Rubric Prediction Interval Plots
This is similar in style to those in Statistical Rethinking except for larger plotted points and no shading extending between the bars for the PI’s. I particularly liked the contrast between posterior sampling mean and data using large open and filled disks. Yet the information seems to float in space and there is no sense that this is frequency data.
Maybe I could modify the horizontal stacked bar graph. I tried several ways of showing the “fuzz”, the uncertainty between the categories using transparent coloring and shades of gray. Not much success. Here is an example with the grey sections presenting uncertainty (95%).

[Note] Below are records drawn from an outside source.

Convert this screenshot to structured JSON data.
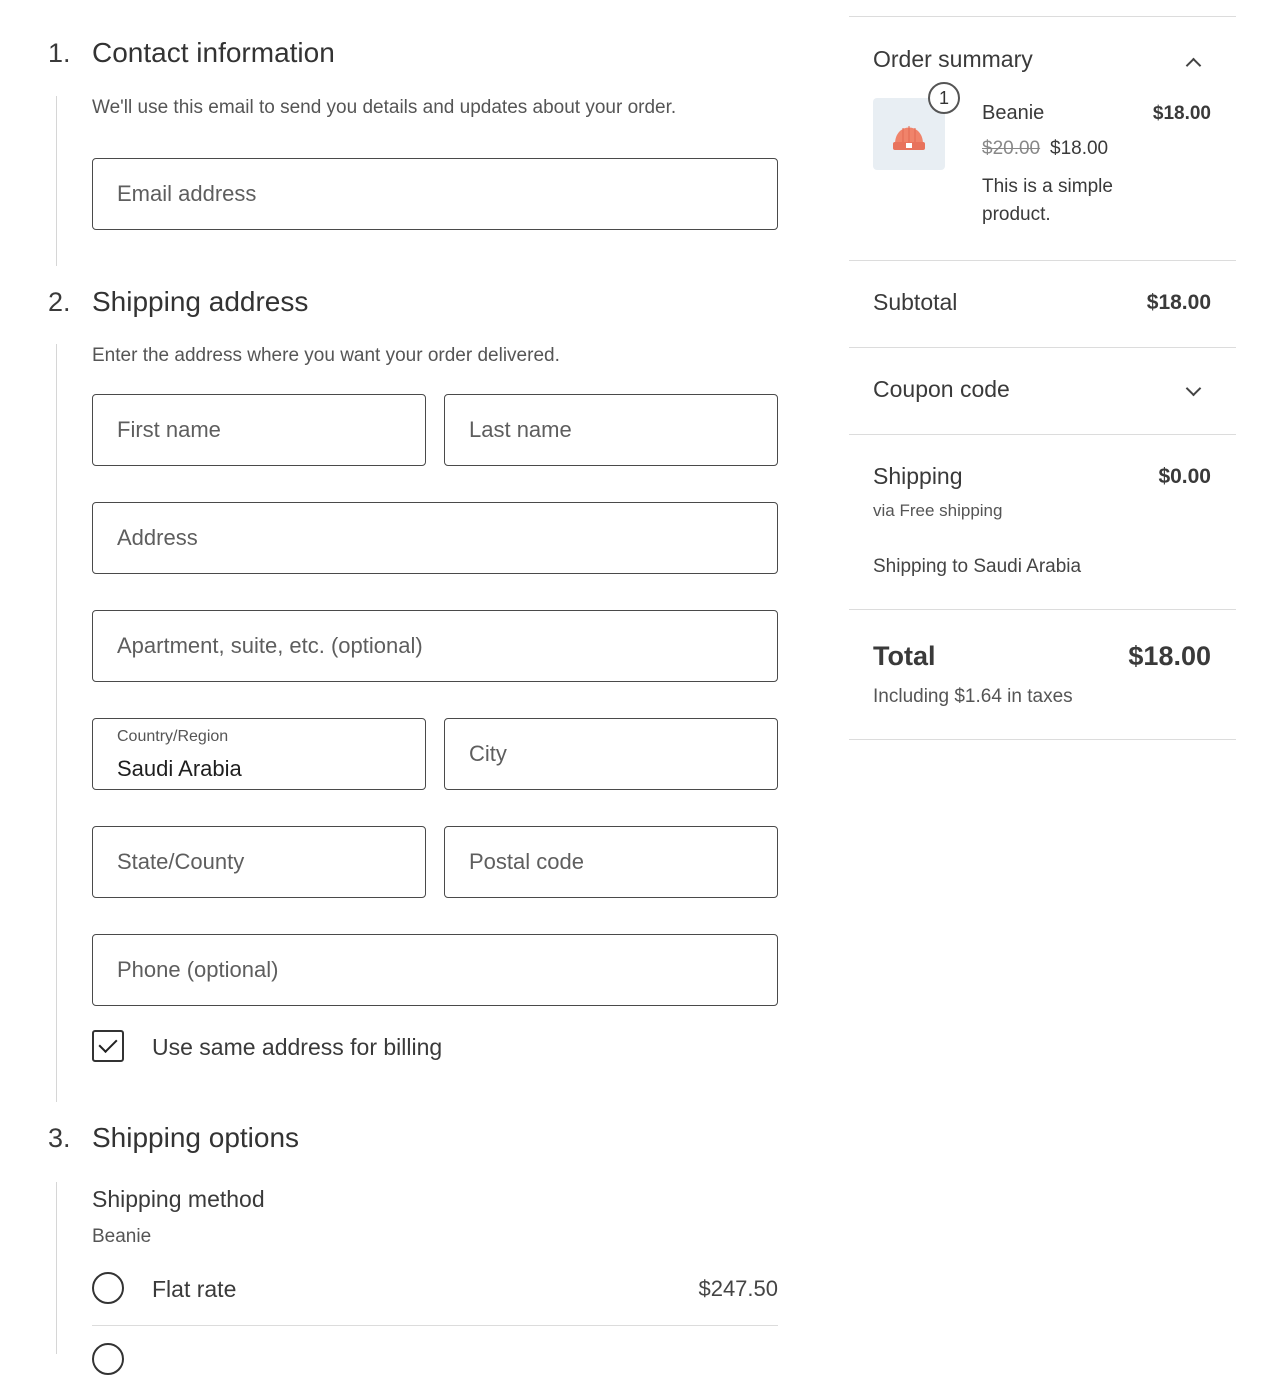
{
  "contact": {
    "step_number": "1.",
    "title": "Contact information",
    "description": "We'll use this email to send you details and updates about your order.",
    "email_placeholder": "Email address"
  },
  "shipping_address": {
    "step_number": "2.",
    "title": "Shipping address",
    "description": "Enter the address where you want your order delivered.",
    "first_name_placeholder": "First name",
    "last_name_placeholder": "Last name",
    "address_placeholder": "Address",
    "apartment_placeholder": "Apartment, suite, etc. (optional)",
    "country_label": "Country/Region",
    "country_value": "Saudi Arabia",
    "city_placeholder": "City",
    "state_placeholder": "State/County",
    "postal_placeholder": "Postal code",
    "phone_placeholder": "Phone (optional)",
    "same_billing_label": "Use same address for billing",
    "same_billing_checked": true
  },
  "shipping_options": {
    "step_number": "3.",
    "title": "Shipping options",
    "method_heading": "Shipping method",
    "package_name": "Beanie",
    "options": [
      {
        "label": "Flat rate",
        "price": "$247.50",
        "selected": false
      }
    ]
  },
  "order_summary": {
    "title": "Order summary",
    "item": {
      "quantity": "1",
      "name": "Beanie",
      "line_total": "$18.00",
      "regular_price": "$20.00",
      "sale_price": "$18.00",
      "description": "This is a simple product.",
      "thumbnail_icon": "beanie-icon"
    },
    "subtotal_label": "Subtotal",
    "subtotal_value": "$18.00",
    "coupon_label": "Coupon code",
    "shipping_label": "Shipping",
    "shipping_value": "$0.00",
    "shipping_method": "via Free shipping",
    "shipping_destination": "Shipping to Saudi Arabia",
    "total_label": "Total",
    "total_value": "$18.00",
    "tax_note": "Including $1.64 in taxes"
  },
  "colors": {
    "border": "#4a4a4a",
    "divider": "#dcdcdc",
    "thumbnail_bg": "#e8eef3",
    "beanie": "#f0836a"
  }
}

Horizontal Bars with Grey Errors
The grey sections dominate the graph since the sample size was so small and are a bit deceptive since a smaller percentage for one category will necessarily cause a larger value in another category.
A cool feature of the Bayesian tools in Statistical Rethinking is the ability to sample from the posterior distribution. I decided to plot four thousand samples on one graph. I used forty narrow stacked graphs one above the other and iterated one hundred times with decreasing transparency. This gave a fair picture of the fuzz but no ability to visually quantify the sampling error. The last two graphs show how the uncertainty decreases with sample (original data) size.
Stacked Bar Errors by Sampling: Original Data n=39
Stacked Bar Errors by Sampling: Original Data n=390
Stacked Bar Errors by Sampling: Original Data n=3900
Gradually changing the transparency one hundred times is overkill but I am out of ideas. So, at this point I will use the latter graphs to show fuzz and revert to a table to compare the various methods.